From its title to its final hollow tunes, Black Water is a track that haunts and seduces listeners into relating to its singer. The first track in Thomas Abban’s album A Sheik’s Legacy, Black Water has a legacy of its own.
The first word that comes to mind with the opening notes from Black Water is ‘discordant’. It is almost as if the guitar instrumentation does not gel at the beginning of the song. However, as the song progresses and Abban lends his desolate vocals to it, listeners realize that the seemingly out-of-tune guitar chords are actually a stage for the soulful mood that Abban portrays through the whole song. Each string that seemingly falls into place and welcomes the drums that come up a minute into the track is a testament Abban’s musical ingenuity in Black Water.
Alternate rock on its own is a striking genre, but Abban takes Black Water to a whole other level. Making use of his hauntingly pure voice and unpredictable crescendos, he forges a bond with the listener, making his audience empathize with him.

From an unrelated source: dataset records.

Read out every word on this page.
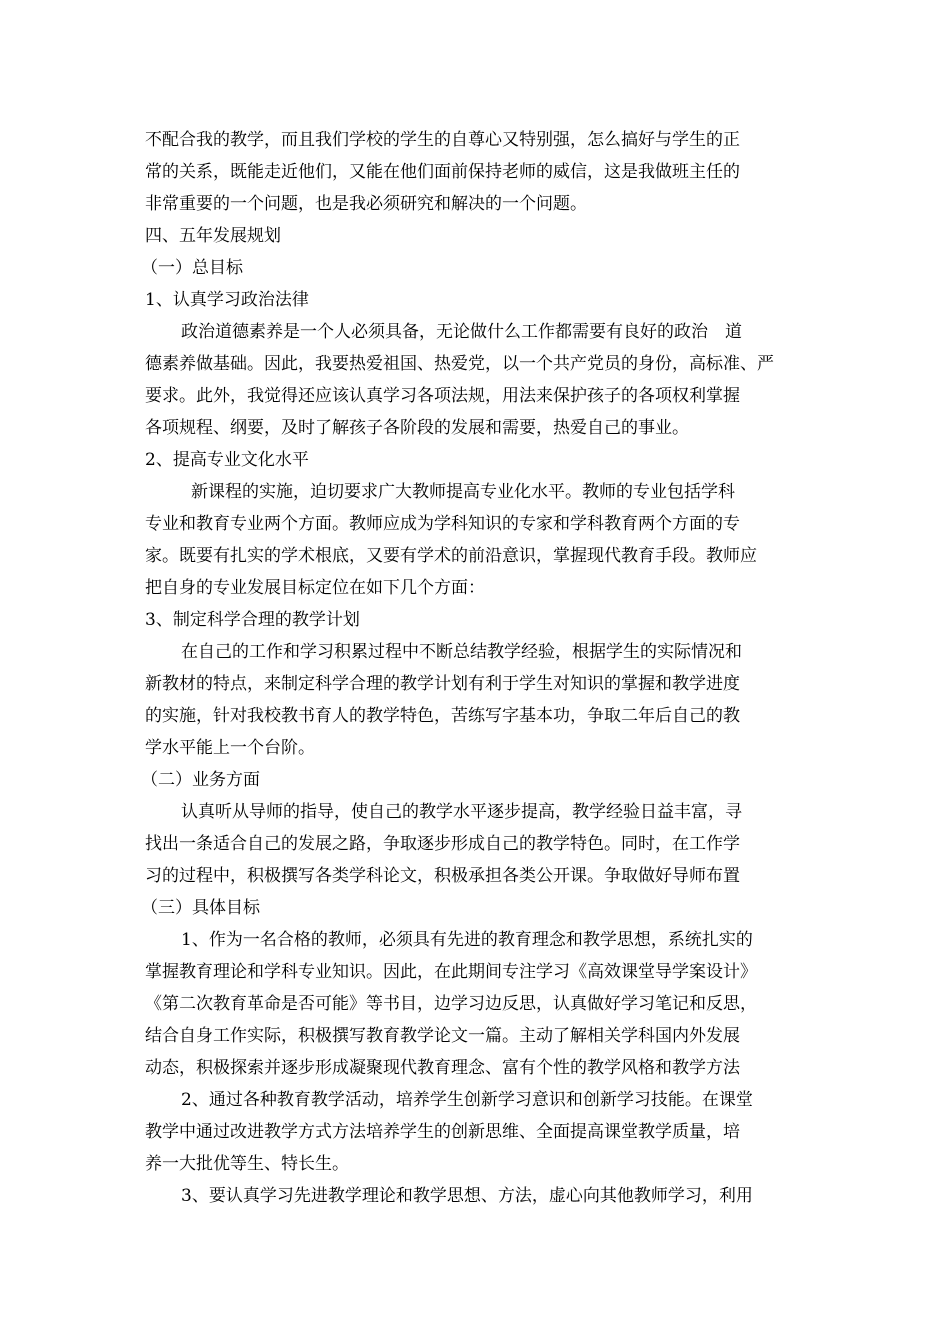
不配合我的教学，而且我们学校的学生的自尊心又特别强，怎么搞好与学生的正
常的关系，既能走近他们，又能在他们面前保持老师的威信，这是我做班主任的
非常重要的一个问题，也是我必须研究和解决的一个问题。
四、五年发展规划
（一）总目标
1、认真学习政治法律
政治道德素养是一个人必须具备，无论做什么工作都需要有良好的政治　道
德素养做基础。因此，我要热爱祖国、热爱党，以一个共产党员的身份，高标准、严
要求。此外，我觉得还应该认真学习各项法规，用法来保护孩子的各项权利掌握
各项规程、纲要，及时了解孩子各阶段的发展和需要，热爱自己的事业。
2、提高专业文化水平
新课程的实施，迫切要求广大教师提高专业化水平。教师的专业包括学科
专业和教育专业两个方面。教师应成为学科知识的专家和学科教育两个方面的专
家。既要有扎实的学术根底，又要有学术的前沿意识，掌握现代教育手段。教师应
把自身的专业发展目标定位在如下几个方面：
3、制定科学合理的教学计划
在自己的工作和学习积累过程中不断总结教学经验，根据学生的实际情况和
新教材的特点，来制定科学合理的教学计划有利于学生对知识的掌握和教学进度
的实施，针对我校教书育人的教学特色，苦练写字基本功，争取二年后自己的教
学水平能上一个台阶。
（二）业务方面
认真听从导师的指导，使自己的教学水平逐步提高，教学经验日益丰富，寻
找出一条适合自己的发展之路，争取逐步形成自己的教学特色。同时，在工作学
习的过程中，积极撰写各类学科论文，积极承担各类公开课。争取做好导师布置
（三）具体目标
1、作为一名合格的教师，必须具有先进的教育理念和教学思想，系统扎实的
掌握教育理论和学科专业知识。因此，在此期间专注学习《高效课堂导学案设计》
《第二次教育革命是否可能》等书目，边学习边反思，认真做好学习笔记和反思，
结合自身工作实际，积极撰写教育教学论文一篇。主动了解相关学科国内外发展
动态，积极探索并逐步形成凝聚现代教育理念、富有个性的教学风格和教学方法
2、通过各种教育教学活动，培养学生创新学习意识和创新学习技能。在课堂
教学中通过改进教学方式方法培养学生的创新思维、全面提高课堂教学质量，培
养一大批优等生、特长生。
3、要认真学习先进教学理论和教学思想、方法，虚心向其他教师学习，利用
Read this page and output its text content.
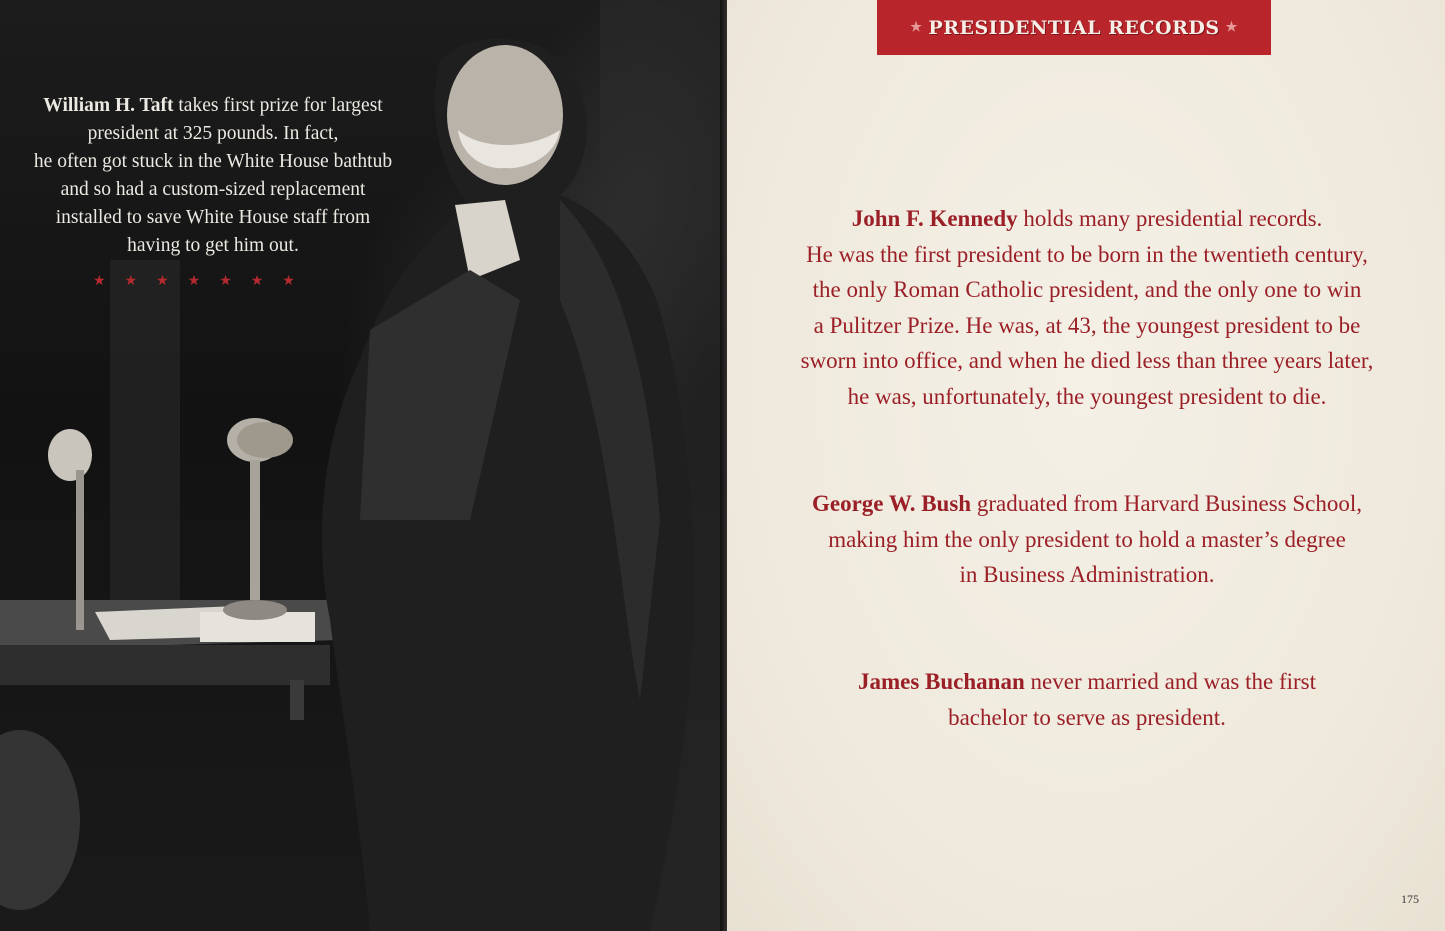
William H. Taft takes first prize for largest
president at 325 pounds. In fact,
he often got stuck in the White House bathtub
and so had a custom-sized replacement
installed to save White House staff from
having to get him out.
★★★★★★★
★ PRESIDENTIAL RECORDS ★
John F. Kennedy holds many presidential records.
He was the first president to be born in the twentieth century,
the only Roman Catholic president, and the only one to win
a Pulitzer Prize. He was, at 43, the youngest president to be
sworn into office, and when he died less than three years later,
he was, unfortunately, the youngest president to die.
George W. Bush graduated from Harvard Business School,
making him the only president to hold a master’s degree
in Business Administration.
James Buchanan never married and was the first
bachelor to serve as president.
175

The highs and lows of his vocals, the rise and fall of the tunes created by the instrumentation, all bring the listener into the moment. They make him nod his head, stamp his foot, pull on imaginary guitar strings.
Each passionate and desolate word that Abban utters blends in with the mood already set by the singer’s voice and the background tune. Even the hair-raising high notes of Abban’s voice and his chillingly despairing laughter as he sings “I’ve been down” contribute to the sensory roller-coaster that is Black Water. It is only when the last notes begin to play and listeners hear the words of the first verse again “I live by a sugar mill” that they realize they cannot remember any other line in the song – just the beat and the emotion behind it. That is when they realize that Black Water is in one word, haunting. Distinctively haunting.